3. A load sensing safety device for a patient lift having a boom, the device comprising:

a pair of support blocks supporting the pulley shaft for vertical movement between the support blocks;

a pair of biasing elements applying a spring force against the pulley shaft to move the pulley shaft in a first direction; and

a switch that opens and closes responsive to movement of the pulley shaft, whereby the switch opens when the pulley shaft is moved to a first position by movement of the biasing element in the first direction, wherein the support blocks each have a bore, which extends downwardly, partially through the support blocks, the bores in the support block each receiving a corresponding one of the biasing elements, the support blocks each further having an elongate hole, which extends laterally through the support blocks, for receiving the pulley shaft, the bores communicating with the holes and the biasing elements being situated in the bores so as to apply the spring force against the pulley shaft to cause the pulley shaft to move in the first direction.

4. A pulley assembly for a patient lift having a boom, the assembly comprising:

a pair of laterally spaced support blocks, each having a bore, which extends downwardly, partially through the support blocks, and an elongate hole, which extend laterally through the support blocks, the bores communicating with the holes;

a return spring in each of the bore in each support block;

a pulley shaft extending from the hole in one of the support blocks to the hole in the other one of the support blocks, the holes and the pulley shaft being sized to permit vertical movement of the pulley shaft, the springs being situated in the bores beneath opposing ends of the pulley shaft to apply an upwardly directed spring force against the pulley shaft to move the shaft in the holes.

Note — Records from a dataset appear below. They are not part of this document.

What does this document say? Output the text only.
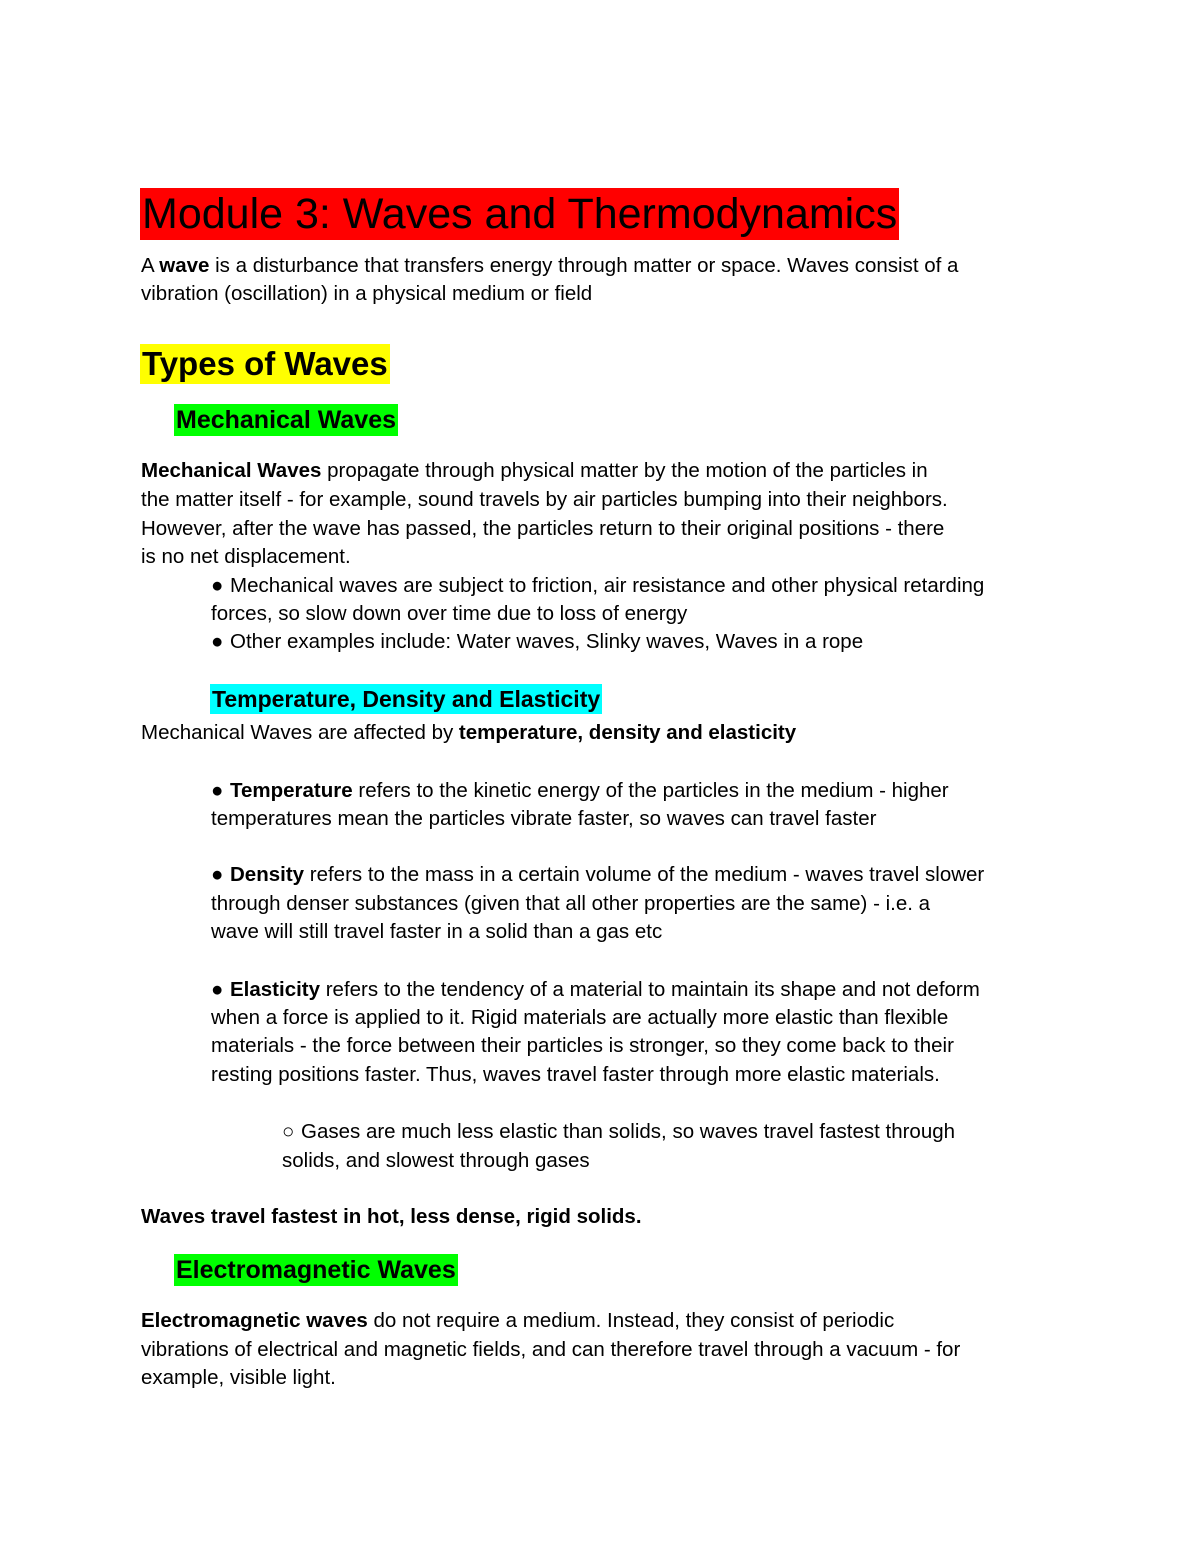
Module 3: Waves and Thermodynamics

A wave is a disturbance that transfers energy through matter or space. Waves consist of a

vibration (oscillation) in a physical medium or field

Types of Waves
Mechanical Waves

Mechanical Waves propagate through physical matter by the motion of the particles in

the matter itself - for example, sound travels by air particles bumping into their neighbors.

However, after the wave has passed, the particles return to their original positions - there

is no net displacement.

● Mechanical waves are subject to friction, air resistance and other physical retarding

forces, so slow down over time due to loss of energy

● Other examples include: Water waves, Slinky waves, Waves in a rope

Temperature, Density and Elasticity

Mechanical Waves are affected by temperature, density and elasticity

● Temperature refers to the kinetic energy of the particles in the medium - higher

temperatures mean the particles vibrate faster, so waves can travel faster

● Density refers to the mass in a certain volume of the medium - waves travel slower

through denser substances (given that all other properties are the same) - i.e. a

wave will still travel faster in a solid than a gas etc

● Elasticity refers to the tendency of a material to maintain its shape and not deform

when a force is applied to it. Rigid materials are actually more elastic than flexible

materials - the force between their particles is stronger, so they come back to their

resting positions faster. Thus, waves travel faster through more elastic materials.

○ Gases are much less elastic than solids, so waves travel fastest through

solids, and slowest through gases

Waves travel fastest in hot, less dense, rigid solids.

Electromagnetic Waves

Electromagnetic waves do not require a medium. Instead, they consist of periodic

vibrations of electrical and magnetic fields, and can therefore travel through a vacuum - for

example, visible light.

5. The assembly of claim 4 further comprising a pulley supported by the pulley shaft.

6. The assembly of claim 4 further comprising a switch plate carried by the pulley shaft and which moves vertically with the pulley shaft.

7. The assembly of claim 6 further comprising a mounting mounted to one of the support blocks below the switch plate and a switch mounted to the mounting.

8. The assembly of claim 7 wherein the switch is a normally open switch, which is closed by contact with the switch plate as the switch plate moves vertically in a first direction with the pulley shaft.

9. A patient lift comprising:

a base supported for movement relative to a supporting surface;

a mast extending upwardly from the base;

a boom supported for vertical movement relative to the mast by a carriage having a belt secured thereto, wherein the belt, in turn, is connected to a lower pulley that is driven by a motor to gather the belt to raise the boom and release the belt to lower the boom, the upper end of the belt being threaded through a pulley assembly, the assembly comprising:

a return spring in each of the bore in each support block;

a pulley shaft extending from the hole in one of the support blocks to the hole in the other one of the support blocks, the holes and the pulley shaft being sized to permit vertical movement of the pulley shaft, the springs being situated in the bores beneath opposing ends of the pulley shaft to apply an upwardly directed spring force against the pulley shaft to move the shaft in the holes; and

a pulley supported by the pulley shaft.

10. The assembly of claim 9 further comprising a switch plate carried by the pulley shaft and which moves vertically with the pulley shaft.

11. The assembly of claim 9 further comprising a mounting mounted to one of the support blocks below the switch plate and a switch mounted to the mounting.

12. The assembly of claim 11 wherein the switch is a normally open switch, which is closed by contact with the switch plate as the switch plate moves vertically in a first direction with the pulley shaft.